George C. Moon
Geographic information is represented as a series of simple objects--points, lines, surfaces and solids. Operations on these objects can compute areas, perimeters, intersections, etc. Significant spatial entities are represented as objects composed of these primitives. A server maintains the spatial models in a relational database, and clients can connect to access information. The Tcl/Tk core was extended to support message management, graphical viewing and session management. Message management provided support for messages in English, German, etc. Graphical objects are supported on a modified canvas widget. [Incr Tcl] was used to build mega-widgets.
In the demonstration, a rainfall simulation was projected onto a city map. The rainfall was increased to flooding proportions, and damaged properties were displayed on the map. The BLT toolkit was used to plot rainfall versus time and damage.

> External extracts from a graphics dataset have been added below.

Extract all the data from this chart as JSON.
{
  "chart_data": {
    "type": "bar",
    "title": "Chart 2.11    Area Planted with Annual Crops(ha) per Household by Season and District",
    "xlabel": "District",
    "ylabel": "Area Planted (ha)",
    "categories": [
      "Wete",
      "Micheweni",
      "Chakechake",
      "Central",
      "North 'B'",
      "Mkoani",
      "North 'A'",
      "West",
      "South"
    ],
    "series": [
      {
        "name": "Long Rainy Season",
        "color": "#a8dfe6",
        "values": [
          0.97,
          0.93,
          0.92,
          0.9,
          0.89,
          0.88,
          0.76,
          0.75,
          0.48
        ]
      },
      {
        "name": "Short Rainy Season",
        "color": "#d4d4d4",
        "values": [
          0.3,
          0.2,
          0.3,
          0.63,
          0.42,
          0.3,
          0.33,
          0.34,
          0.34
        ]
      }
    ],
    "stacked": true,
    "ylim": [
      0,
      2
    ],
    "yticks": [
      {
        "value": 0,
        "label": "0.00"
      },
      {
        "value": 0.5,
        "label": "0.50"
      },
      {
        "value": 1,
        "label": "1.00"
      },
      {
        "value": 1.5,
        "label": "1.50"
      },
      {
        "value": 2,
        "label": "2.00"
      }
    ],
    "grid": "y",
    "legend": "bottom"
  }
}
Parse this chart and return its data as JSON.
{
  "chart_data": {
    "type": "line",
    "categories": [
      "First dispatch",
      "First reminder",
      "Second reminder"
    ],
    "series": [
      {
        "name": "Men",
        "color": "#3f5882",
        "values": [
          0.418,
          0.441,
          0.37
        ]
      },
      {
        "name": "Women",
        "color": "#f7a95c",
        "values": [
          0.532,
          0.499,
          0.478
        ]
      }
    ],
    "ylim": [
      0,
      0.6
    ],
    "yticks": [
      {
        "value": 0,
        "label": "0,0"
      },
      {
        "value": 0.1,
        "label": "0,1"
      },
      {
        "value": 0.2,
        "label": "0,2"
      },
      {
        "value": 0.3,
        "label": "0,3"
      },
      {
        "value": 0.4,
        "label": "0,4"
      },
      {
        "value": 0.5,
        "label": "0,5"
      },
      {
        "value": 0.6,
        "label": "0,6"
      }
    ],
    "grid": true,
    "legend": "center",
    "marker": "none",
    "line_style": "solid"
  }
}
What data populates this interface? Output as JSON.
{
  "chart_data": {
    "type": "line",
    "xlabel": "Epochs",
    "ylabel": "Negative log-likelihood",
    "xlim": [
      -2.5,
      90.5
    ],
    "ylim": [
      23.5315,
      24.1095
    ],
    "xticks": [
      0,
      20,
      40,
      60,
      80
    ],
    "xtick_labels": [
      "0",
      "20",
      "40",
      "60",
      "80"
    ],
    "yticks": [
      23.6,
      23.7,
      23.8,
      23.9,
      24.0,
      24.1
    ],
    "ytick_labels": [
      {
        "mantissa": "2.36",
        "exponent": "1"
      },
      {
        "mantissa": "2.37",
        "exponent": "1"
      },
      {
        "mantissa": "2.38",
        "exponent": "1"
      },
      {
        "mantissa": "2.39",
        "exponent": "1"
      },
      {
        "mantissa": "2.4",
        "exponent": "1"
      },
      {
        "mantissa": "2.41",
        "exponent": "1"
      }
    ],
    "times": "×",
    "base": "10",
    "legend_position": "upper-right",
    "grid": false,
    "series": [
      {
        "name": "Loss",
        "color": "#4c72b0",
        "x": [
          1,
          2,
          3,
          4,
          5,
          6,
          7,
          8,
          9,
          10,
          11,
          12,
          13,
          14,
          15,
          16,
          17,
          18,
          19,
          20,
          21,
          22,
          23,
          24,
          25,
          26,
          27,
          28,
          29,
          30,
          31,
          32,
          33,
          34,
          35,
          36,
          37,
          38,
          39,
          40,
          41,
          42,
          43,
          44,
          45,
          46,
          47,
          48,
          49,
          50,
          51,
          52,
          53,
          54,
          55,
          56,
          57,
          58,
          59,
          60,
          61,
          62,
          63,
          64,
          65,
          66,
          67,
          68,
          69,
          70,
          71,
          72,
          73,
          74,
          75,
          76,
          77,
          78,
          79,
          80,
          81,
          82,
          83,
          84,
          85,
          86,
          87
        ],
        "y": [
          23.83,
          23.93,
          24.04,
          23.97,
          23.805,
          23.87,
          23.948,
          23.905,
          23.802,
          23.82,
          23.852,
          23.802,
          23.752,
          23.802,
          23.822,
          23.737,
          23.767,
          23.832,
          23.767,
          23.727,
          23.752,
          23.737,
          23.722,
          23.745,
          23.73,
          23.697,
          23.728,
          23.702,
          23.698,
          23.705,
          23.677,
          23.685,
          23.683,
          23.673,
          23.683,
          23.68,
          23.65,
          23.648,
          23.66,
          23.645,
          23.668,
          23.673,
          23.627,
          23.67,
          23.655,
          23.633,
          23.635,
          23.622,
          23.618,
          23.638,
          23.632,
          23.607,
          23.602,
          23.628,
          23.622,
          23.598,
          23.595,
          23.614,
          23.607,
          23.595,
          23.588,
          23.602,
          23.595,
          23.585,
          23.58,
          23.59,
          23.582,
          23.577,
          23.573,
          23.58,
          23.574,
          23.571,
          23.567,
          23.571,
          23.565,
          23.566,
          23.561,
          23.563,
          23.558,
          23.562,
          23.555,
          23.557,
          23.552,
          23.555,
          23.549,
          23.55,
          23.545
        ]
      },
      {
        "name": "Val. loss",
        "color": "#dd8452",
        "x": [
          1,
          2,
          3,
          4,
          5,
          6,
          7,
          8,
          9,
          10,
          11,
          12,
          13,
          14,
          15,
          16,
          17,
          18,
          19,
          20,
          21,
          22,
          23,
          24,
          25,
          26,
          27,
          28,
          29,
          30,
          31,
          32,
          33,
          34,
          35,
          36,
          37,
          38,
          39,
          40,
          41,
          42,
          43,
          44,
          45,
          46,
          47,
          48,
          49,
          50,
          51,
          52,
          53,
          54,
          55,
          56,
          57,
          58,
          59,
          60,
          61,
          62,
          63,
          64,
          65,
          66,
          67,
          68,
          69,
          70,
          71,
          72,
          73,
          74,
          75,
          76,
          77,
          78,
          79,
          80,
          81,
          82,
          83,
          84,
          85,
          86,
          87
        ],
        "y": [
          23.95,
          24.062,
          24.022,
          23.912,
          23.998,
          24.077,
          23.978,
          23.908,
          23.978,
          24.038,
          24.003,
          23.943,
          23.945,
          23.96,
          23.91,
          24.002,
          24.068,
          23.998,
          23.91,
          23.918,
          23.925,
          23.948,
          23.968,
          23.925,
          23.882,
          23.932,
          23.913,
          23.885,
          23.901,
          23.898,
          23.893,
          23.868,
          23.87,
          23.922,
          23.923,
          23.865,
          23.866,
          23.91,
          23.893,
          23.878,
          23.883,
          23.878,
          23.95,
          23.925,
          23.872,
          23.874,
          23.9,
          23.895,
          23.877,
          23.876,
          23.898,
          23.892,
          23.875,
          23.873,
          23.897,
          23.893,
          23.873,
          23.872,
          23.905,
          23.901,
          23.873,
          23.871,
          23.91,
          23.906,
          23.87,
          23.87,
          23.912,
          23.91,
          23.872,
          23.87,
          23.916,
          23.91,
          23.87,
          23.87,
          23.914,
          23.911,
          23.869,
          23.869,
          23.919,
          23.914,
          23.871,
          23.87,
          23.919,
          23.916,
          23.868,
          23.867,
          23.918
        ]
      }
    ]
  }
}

(Talk presented interactively via the Pad++ package)
TkReplay records a interactive session with a program, and replays the actions later. This is useful for demonstrations and regression testing. There are three levels at which events can be replayed: the user level (keystrokes and mouse clicks), the lexical level (widget commands), and the syntactic level (object manipulation). All of these eventually feed down to the semantic level, where the program performs some desired action. The event stream coming from the X server can be easily intercepted and recorded. At the next level down, events can be captured as they are dispatched to widgets. You could go even further and capture the callbacks. In this work, events are captured as they are dispatched to widgets. The TkReplay panel looks like a tape recorder. You can record, rewind, and play. The event stream is summarized in a listbox.
The event stream is captured by wrapping all of the bindings for each widget to record the event and then invoke the usual binding. There are a number of special cases that must be handled. Along the way, all percent fields are captured so that events can be replayed exactly. Widget creation has to be monitored. Canvases and text widgets also have internal bindings that need to be monitored. Bindings can go by different names (e.g., <1> or <Button-1>) so they must be mapped to a single "official" name. On the canvas, the "current" tag has to be captured when the event occurs. Some event handlers call tkwait, waiting for another event to occur.
FIX THIS!!
After you do a replay, how do you know if the result was "right"?
This program is not a regression testing facility. It only addresses replay.
Why do you redefine widget creation commands?
I need to fix up bindings for new widgets.
This project supports user-interface development by having the user develop an object-oriented model of the interface, captured in a declarative description. PLUG-IN generates on-line help pages in HTML and generates an animation sequence that illustrates the actions of the user.
The example shows an ISDN telephone mock-up with a handset, a pushbutton keypad and some extra control buttons. The handset can be taken off hook, and a number can be keyed in to initiate a call. The user interface can be easily changed to support a different paradigm, like a task-directed set of menus.
Tcl/Tk is used as a communication language, and as a way of visualizing the state transition diagrams that capture the system behavior. On-line help pages can be generated on the fly, depending on the current state of the application. All possible paths away from the current state are summarized. For each task, a "show how" button initiates an animation sequence that warps the mouse button over to the graphical interface to perform the task. As each task is completed, the on-line help is updated to walk the user through the next task.
In the future, this work could be extended to support the object-oriented paradigm with task descriptions. State transition diagrams could be generated based on object/task models.
SpecTcl is a table-based graphical user interface builder for Tcl/Tk. It tries to preserve familiar UI builder paradigms, while at the same time supporting intelligent layout facilities that Tk provides. In the future, it will support high-level building blocks, like mega-widgets. It is currently written in ~6000 lines of Tcl code.
The demo shows a canvas area containing an empty table and a palette of widget types on the left. New widgets can be dragged from the palette and dropped onto the table. Selected elements have grips to adjust their row/column span. Common options (text, font, etc.) can be configured from the toolbar at the top. Other properties can be adjusted through a pop-up property sheet. When a design is complete, the "build & run" button invokes a wish to run the application. Instead of using automatically-generated widget names (like ".button#2") in command callbacks, a tag like "%R" can be used to refer to a toplevel.
A web browser was built by dragging over a text widget, scrollbar, some control buttons, and an entry field for URL page names. After bringing up a property sheet and fixing a few command hooks, the "build & run" button brought up a working browser.
The output of the GUI builder can be saved in a simple ASCII format, showing properties and their values. It can also generate Tcl code containing a procedure to build the interface. Each toplevel window has a bunch of siblings that can be moved about without reparenting.
For future work, property sheets could be restructured or streamlined. The undo feature could be enhanced to support multiple-level undo. The builder should also support mega-widget building and editing.